Poppy stood and held Elizabeth by the arms, turned her this way and that, taking a good look.
“I have a crooked leg,” Elizabeth said, pulling up her skirts to reveal her shin.
“That’s good, but I’d say you’d be a glim. I haven’t seen any use that for a while. All you need is charcoal or lamp black to help you look as though you got burned out. You rub the black into you clothes, your skin and hair, maybe pinch yourself to look scorch red.” She paused and looked Elizabeth in the eye. “Or just go on the blob. Write a hard luck story on a board and carry it around.”
You could pretend to be a survivor of the Princess Alice,
Liza suggested.
Elizabeth nodded and thanked Poppy.
At home, she rummaged for a short section of board among the scraps of wood Jon kept. She chose one she thought he wouldn’t miss. Using some of his black paint and a lettering brush, she wrote on the board in her best script a short statement that read, “Lost husband and two children to the Princess Alice. Now destitute.”
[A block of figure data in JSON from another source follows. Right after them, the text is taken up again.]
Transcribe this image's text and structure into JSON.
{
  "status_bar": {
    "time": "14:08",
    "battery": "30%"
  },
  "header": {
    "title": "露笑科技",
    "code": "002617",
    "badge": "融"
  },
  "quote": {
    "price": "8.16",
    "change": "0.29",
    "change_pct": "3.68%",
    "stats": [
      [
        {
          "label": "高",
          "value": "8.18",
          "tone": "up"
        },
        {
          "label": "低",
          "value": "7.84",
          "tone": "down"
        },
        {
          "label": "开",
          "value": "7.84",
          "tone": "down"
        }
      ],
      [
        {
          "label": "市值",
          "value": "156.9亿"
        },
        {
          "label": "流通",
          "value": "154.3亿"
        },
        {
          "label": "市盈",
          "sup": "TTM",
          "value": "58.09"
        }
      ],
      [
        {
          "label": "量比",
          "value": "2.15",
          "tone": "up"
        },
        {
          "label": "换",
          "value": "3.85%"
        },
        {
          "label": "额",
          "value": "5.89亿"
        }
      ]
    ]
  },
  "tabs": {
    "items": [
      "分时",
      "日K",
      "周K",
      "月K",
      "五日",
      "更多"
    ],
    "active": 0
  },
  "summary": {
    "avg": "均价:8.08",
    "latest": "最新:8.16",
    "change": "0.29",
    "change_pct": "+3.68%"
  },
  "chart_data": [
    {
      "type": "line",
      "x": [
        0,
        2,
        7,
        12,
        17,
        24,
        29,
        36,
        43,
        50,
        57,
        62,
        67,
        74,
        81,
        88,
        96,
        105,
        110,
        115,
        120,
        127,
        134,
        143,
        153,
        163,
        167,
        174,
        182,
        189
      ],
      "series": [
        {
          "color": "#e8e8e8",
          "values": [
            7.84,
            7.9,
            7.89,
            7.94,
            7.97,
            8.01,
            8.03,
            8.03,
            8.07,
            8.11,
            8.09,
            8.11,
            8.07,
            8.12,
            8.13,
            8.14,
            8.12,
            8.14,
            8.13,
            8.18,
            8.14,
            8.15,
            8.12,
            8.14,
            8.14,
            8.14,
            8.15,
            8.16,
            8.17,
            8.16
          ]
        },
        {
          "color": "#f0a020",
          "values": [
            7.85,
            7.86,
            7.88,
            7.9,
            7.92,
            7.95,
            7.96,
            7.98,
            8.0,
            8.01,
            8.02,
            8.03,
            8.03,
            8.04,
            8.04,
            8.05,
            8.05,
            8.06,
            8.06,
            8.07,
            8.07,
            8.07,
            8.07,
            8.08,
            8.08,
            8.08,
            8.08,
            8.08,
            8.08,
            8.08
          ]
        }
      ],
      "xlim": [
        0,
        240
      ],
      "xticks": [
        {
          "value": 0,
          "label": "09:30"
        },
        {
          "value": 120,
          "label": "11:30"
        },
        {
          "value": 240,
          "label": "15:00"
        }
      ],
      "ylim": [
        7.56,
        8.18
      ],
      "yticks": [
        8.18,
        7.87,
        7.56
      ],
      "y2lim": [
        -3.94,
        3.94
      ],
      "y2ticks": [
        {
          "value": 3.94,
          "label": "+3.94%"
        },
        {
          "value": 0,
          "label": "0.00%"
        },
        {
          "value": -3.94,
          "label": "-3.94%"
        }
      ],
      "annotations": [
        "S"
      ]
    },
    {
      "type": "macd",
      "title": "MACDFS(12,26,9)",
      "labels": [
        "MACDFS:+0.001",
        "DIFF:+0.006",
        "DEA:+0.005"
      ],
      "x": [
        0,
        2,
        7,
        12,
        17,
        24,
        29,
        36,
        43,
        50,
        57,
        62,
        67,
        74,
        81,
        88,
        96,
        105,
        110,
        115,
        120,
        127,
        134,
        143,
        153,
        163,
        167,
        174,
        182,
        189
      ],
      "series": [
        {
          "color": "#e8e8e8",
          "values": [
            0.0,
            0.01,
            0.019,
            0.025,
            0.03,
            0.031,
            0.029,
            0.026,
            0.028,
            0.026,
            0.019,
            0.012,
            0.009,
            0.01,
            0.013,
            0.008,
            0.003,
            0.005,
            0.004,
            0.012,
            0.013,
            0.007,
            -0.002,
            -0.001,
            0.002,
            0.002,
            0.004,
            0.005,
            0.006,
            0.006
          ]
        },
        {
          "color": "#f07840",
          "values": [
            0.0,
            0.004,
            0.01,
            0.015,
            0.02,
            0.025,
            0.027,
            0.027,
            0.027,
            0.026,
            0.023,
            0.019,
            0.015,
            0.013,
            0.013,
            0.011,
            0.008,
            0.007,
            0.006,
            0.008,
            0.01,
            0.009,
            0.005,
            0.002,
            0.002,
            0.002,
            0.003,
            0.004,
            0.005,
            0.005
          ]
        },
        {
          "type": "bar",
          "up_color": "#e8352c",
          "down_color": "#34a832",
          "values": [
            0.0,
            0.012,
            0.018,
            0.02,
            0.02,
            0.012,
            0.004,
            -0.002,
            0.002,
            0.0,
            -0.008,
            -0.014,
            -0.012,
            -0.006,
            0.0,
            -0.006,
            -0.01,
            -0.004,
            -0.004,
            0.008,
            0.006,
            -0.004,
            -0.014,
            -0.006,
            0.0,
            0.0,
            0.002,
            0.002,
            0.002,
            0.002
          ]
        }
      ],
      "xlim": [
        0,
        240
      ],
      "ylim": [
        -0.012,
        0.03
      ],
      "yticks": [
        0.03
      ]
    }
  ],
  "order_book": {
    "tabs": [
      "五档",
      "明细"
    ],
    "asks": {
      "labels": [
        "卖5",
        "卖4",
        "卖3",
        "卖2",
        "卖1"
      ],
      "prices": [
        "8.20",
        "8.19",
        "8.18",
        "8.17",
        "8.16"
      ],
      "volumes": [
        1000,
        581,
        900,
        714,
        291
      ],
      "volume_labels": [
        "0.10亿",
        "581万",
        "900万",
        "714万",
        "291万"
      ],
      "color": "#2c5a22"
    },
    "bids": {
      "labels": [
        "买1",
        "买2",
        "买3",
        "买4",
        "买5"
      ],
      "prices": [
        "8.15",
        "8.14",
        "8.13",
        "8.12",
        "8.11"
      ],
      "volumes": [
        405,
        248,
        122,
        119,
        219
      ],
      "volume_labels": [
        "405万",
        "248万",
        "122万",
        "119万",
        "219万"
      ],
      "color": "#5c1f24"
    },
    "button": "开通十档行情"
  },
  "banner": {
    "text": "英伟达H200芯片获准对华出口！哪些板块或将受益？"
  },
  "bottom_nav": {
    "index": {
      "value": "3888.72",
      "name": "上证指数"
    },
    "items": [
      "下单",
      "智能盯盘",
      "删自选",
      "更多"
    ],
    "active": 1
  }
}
More than six-hundred people had died when the Princess Alice, a moonlight excursion vessel, collided on the Thames with the collier, Bywell Castle, in September, less than a month earlier. Most of those who perished were passengers enjoying the evening pleasure cruise. The people Elizabeth encountered on her beat who knew someone involved, or at least had heard of someone associated with the tragedy, were sympathetic.
When Poppy saw Elizabeth’s board one afternoon, she gave a knowing smile and nodded her approval.
As Elizabeth’s technique improved, so did her income. The earnings were not nearly as good as working a job for a wage.